Verlean Hollins pleaded guilty in January to helping clients cheat on their taxes, in what the IRS said at the time was the largest fraud of its kind in Chicago history

A Chicago tax preparer who admitted writing false tax returns for hundreds of clients was sentenced Thursday morning to nearly four years in prison.

Verlean Hollins pleaded guilty in January to helping clients cheat on their taxes, in what the IRS said at the time was the largest fraud of its kind in Chicago history.

Prosecutor Kaarina Salovaara argued that Hollins deserved a stiff sentence, because the illicit refunds in the case topped $3.3 million.

"The defendant has admitted to a crime of staggering proportions," Salovaara told the judge. "She clearly matters to her family, she matters to her community, but that made the crime even more disturbing."

Hollins’ attorney, Raymond Wigell, argued that while the initial numbers were troubling, the actual loss to the Treasury was much less, because most of the taxpayers who received fraudulent refunds ended up paying the money back.

"What Verlean did was wrong, and it was fraudulent," Wigell told the judge. "But the suggestion that it was millions of dollars was just not the case."

Wigell argued that the end loss to the government was probably about $470,000. And he noted there was no suggestion in the charges that Hollins personally profited at all.

"None of these people said, 'I kicked back to Verlean,'" he said, contending that the fraud was just an effort to help out her clients, who took education tax credits they did not deserve.

"She is African American. Most of her clients are African American," he noted, saying the effort amounted to little more than inflating refunds with a rationale that "getting a little more is not going to hurt the government, but it’s going to help all these people."

Prosecutors charged that Hollins had other motives, not the least of which was to inflate her business.

"She did do this, and she did it for reasons of greed," Salovaara said.

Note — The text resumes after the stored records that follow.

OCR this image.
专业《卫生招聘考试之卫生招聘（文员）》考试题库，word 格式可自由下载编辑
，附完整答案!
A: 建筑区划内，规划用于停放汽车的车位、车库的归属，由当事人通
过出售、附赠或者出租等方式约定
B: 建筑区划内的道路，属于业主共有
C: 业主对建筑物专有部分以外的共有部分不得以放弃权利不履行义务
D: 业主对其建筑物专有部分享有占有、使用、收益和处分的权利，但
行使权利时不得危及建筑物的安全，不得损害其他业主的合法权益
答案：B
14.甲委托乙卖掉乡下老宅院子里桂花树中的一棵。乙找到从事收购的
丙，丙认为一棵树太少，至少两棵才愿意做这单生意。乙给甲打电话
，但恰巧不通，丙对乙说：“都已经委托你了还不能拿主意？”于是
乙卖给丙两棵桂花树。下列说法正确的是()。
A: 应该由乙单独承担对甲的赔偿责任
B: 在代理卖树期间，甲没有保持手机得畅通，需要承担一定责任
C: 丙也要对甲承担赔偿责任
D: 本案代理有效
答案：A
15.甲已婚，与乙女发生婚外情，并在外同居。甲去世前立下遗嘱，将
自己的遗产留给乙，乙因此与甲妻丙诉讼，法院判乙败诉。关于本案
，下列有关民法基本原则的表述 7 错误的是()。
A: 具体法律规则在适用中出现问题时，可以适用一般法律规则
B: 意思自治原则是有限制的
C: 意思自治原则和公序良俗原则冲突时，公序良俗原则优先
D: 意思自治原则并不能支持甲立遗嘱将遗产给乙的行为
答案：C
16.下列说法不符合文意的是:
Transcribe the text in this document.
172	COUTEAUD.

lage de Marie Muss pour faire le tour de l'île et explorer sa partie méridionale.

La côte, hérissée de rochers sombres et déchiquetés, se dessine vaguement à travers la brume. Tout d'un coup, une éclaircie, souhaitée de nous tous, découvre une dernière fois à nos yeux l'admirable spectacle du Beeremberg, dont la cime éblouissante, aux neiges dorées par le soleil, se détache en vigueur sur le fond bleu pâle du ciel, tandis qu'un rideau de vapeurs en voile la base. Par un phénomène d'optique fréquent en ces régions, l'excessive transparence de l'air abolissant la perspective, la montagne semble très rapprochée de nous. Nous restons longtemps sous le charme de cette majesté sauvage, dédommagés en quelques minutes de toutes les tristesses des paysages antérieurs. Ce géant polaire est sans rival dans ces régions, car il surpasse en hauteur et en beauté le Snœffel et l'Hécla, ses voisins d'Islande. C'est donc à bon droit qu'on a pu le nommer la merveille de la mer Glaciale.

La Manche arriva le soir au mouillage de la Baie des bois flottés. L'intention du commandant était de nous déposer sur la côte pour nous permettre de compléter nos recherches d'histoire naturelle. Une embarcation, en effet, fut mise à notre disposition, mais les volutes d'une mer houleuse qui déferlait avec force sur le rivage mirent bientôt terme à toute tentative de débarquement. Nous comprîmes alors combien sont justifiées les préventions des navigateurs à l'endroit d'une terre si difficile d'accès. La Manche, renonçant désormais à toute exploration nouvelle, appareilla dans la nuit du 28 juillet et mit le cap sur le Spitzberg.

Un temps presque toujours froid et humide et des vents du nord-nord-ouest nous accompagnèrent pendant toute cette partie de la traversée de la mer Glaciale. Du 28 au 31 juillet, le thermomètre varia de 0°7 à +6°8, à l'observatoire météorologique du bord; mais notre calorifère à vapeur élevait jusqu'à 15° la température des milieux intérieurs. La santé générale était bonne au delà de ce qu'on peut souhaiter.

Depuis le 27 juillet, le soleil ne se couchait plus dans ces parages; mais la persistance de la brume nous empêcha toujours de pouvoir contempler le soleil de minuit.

When it was her turn to speak, Hollins asked for mercy from the judge, accepting full responsibility for the fraud she had committed, but begging for mercy so she could continue to provide for her family.

“I’m truly sorry for what I’ve done because it was wrong,” she said. “I’m truly, truly, not a bad person!”

But the judge indicated that the true victims of the crime were the citizens of the United States.

“I was trying to determine if the defendant was a modern day Robin Hood, stealing from the rich to give to the poor,” he said. “But the bottom line is, she stole from the people.”

“This happened in a 3 year period, one after another after another,” he said. “This became a lifestyle.”

Judge Samuel Der-Yeghiayan sentenced Hollins to 46 months in prison.

“You messed up,” he said. “And there are some consequences when you mess up.”